Per la prima volta in Giappone un tribunale ha stabilito che i matrimoni omosessuali non sono considerabili incostituzionali. Così si legge nella sentenza della giudice Tomoko Takebe della Corte di Sapporo. Un verdetto storico nel Sol Levante e che potrà dare origine a cambiamenti epocali nella società giapponese. Nella formulazione della sentenza, la giudice ha posto l’accento sulla violazione dell’articolo 14 della Costituzione che sancisce il principio di uguaglianza degli individui davanti alla legge: “L’orientamento sessuale non è qualcosa che una persona può scegliere e cambiare a proprio piacimento”, ha stabilito la giudice che ha anche ammonito il Governo circa la sua incapacità “di garantire alle coppie dello stesso sesso anche una minima parte degli effetti legali che derivano dal contratto di matrimonio”. La decisione del tribunale è stata celebrata come una conquista da parte della comunità Lgbtqi.

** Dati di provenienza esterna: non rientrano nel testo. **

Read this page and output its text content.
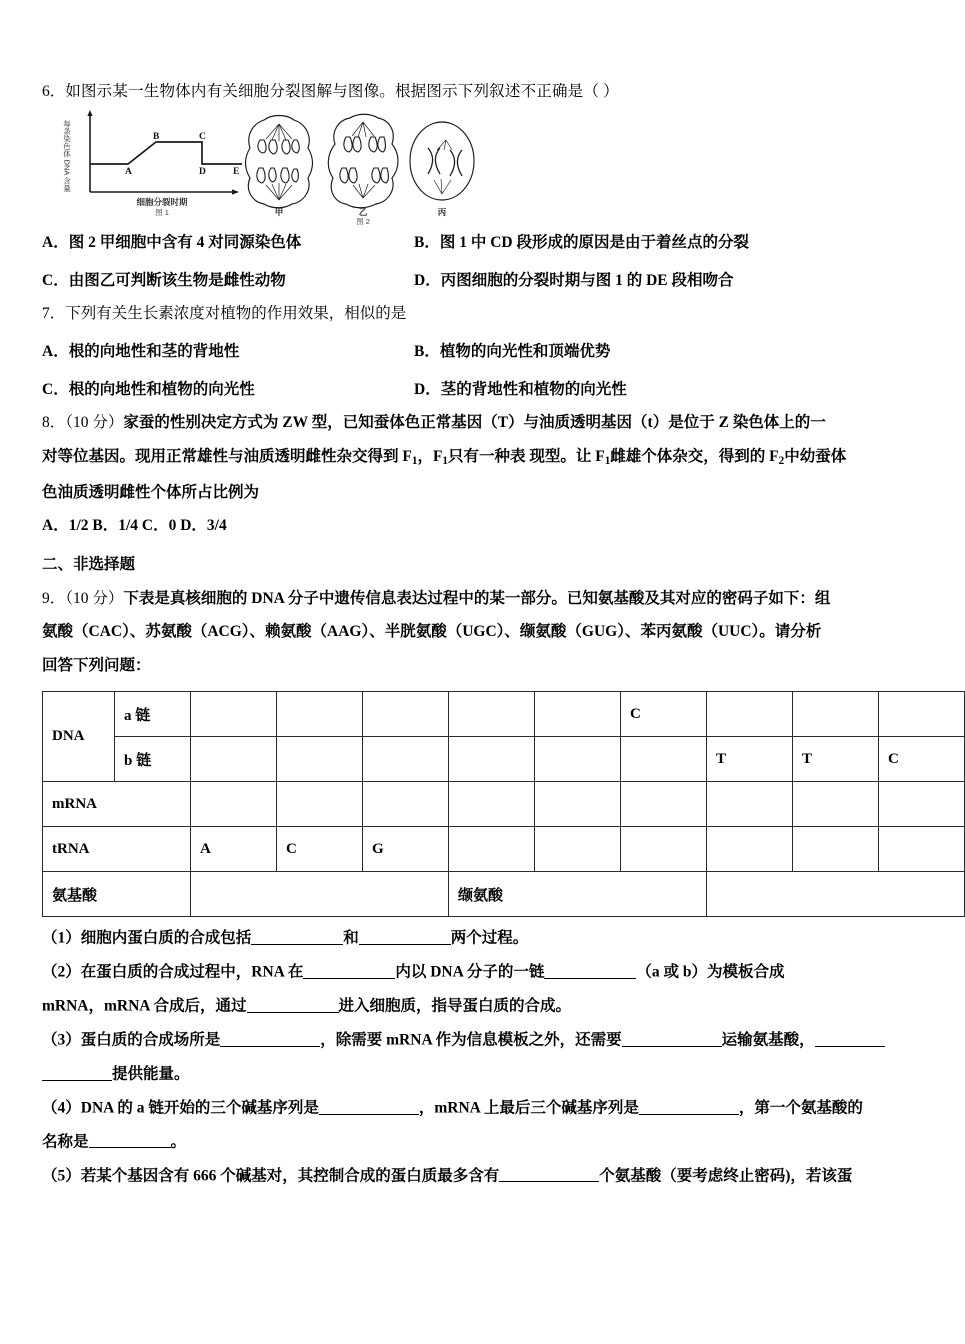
6．如图示某一生物体内有关细胞分裂图解与图像。根据图示下列叙述不正确是（ ）
每条染色体 DNA 含量	A
B	C
D	E
细胞分裂时期
图 1	甲	乙	丙
图 2
A．图 2 甲细胞中含有 4 对同源染色体	B．图 1 中 CD 段形成的原因是由于着丝点的分裂
C．由图乙可判断该生物是雌性动物	D．丙图细胞的分裂时期与图 1 的 DE 段相吻合
7．下列有关生长素浓度对植物的作用效果，相似的是
A．根的向地性和茎的背地性	B．植物的向光性和顶端优势
C．根的向地性和植物的向光性	D．茎的背地性和植物的向光性
8．（10 分）家蚕的性别决定方式为 ZW 型，已知蚕体色正常基因（T）与油质透明基因（t）是位于 Z 染色体上的一
对等位基因。现用正常雄性与油质透明雌性杂交得到 $F_1$，$F_1$只有一种表 现型。让 $F_1$雌雄个体杂交，得到的 $F_2$中幼蚕体
色油质透明雌性个体所占比例为
A．1/2 B．1/4 C．0 D．3/4
二、非选择题
9．（10 分）下表是真核细胞的 DNA 分子中遗传信息表达过程中的某一部分。已知氨基酸及其对应的密码子如下：组
氨酸（CAC）、苏氨酸（ACG）、赖氨酸（AAG）、半胱氨酸（UGC）、缬氨酸（GUG）、苯丙氨酸（UUC）。请分析
回答下列问题：
DNA	a 链						C			
	b 链							T	T	C
mRNA										
tRNA		A	C	G						
氨基酸					缬氨酸					
（1）细胞内蛋白质的合成包括	和	两个过程。
（2）在蛋白质的合成过程中，RNA 在	内以 DNA 分子的一链	（a 或 b）为模板合成
mRNA，mRNA 合成后，通过	进入细胞质，指导蛋白质的合成。
（3）蛋白质的合成场所是	，除需要 mRNA 作为信息模板之外，还需要	运输氨基酸，
提供能量。
（4）DNA 的 a 链开始的三个碱基序列是	，mRNA 上最后三个碱基序列是	，第一个氨基酸的
名称是	。
（5）若某个基因含有 666 个碱基对，其控制合成的蛋白质最多含有	个氨基酸（要考虑终止密码)，若该蛋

La sentenza è il passo conclusivo dell’azione legale presentata nel 2019 da 16 coppie in molteplici località del Giappone, da Tokyo a Nagoya, Fukuoka e Osaka, oltre a Sapporo, che si opponevano al divieto di non poter convolare a nozze al pari delle persone eterosessuali. Il tribunale, seppur abbia stabilito la non incostituzionalità dei matrimoni omosessuali, non ha concesso il risarcimento dei danni morali e psicologici – pari a 1 milione di yen (circa 7.700 euro) – richiesto da tre coppie dell’Hokkaido alle quali era stato negato il diritto di potersi sposare. La Corte ha spiegato in merito che non si è manifestata una violazione dell’articolo 24 della Costituzione che prevede che la registrazione legale di una famiglia sia tra persone di sesso opposto. Questo perché la legge giapponese prevede che il matrimonio sia basato sul “reciproco consenso di entrambi i sessi” ed è per questo sempre stato interpretato come l’unione tra sesso maschile e femminile.
Con questa decisione storica potrebbe prendere il via una lunga serie di dibattiti a livello sociale e politico volta a migliorare la difficile situazione degli omosessuali e transessuali in Giappone, a oggi il solo Paese del G7 a non autorizzare le unioni legali tra persone dello stesso sesso. Sono nate proprio dalla città di Sapporo le più importanti iniziative e i principali segni di apertura nei confronti della comunità Lgbtqi giapponese. Nel 2017 vennero emessi i certificati di eleggibilità per le coppie omosessuali che, sebbene non legalmente vincolanti, tentavano senza troppo successo di semplificare l’accessibilità ai servizi comunali al pari delle regolari coppie unite in matrimonio. Sulle probabilità di un cambiamento di direzione del legislatore gli esperti legali non sono così pessimisti, facendo notare come il diritto civile giapponese non considera il presupposto di un’unione tra due persone dello stesso sesso, ma neanche lo esclude a priori. D’altronde la società del Giappone è storicamente nota per la sua tolleranza verso l’omosessualità, documentata fin dal periodo Heian (VIII-XII secolo) e vista in modo negativo verso la fine del XIX secolo, quando il Paese iniziò ad adottare atteggiamenti pregiudiziali legati all’omofobia importati dall’Occidente.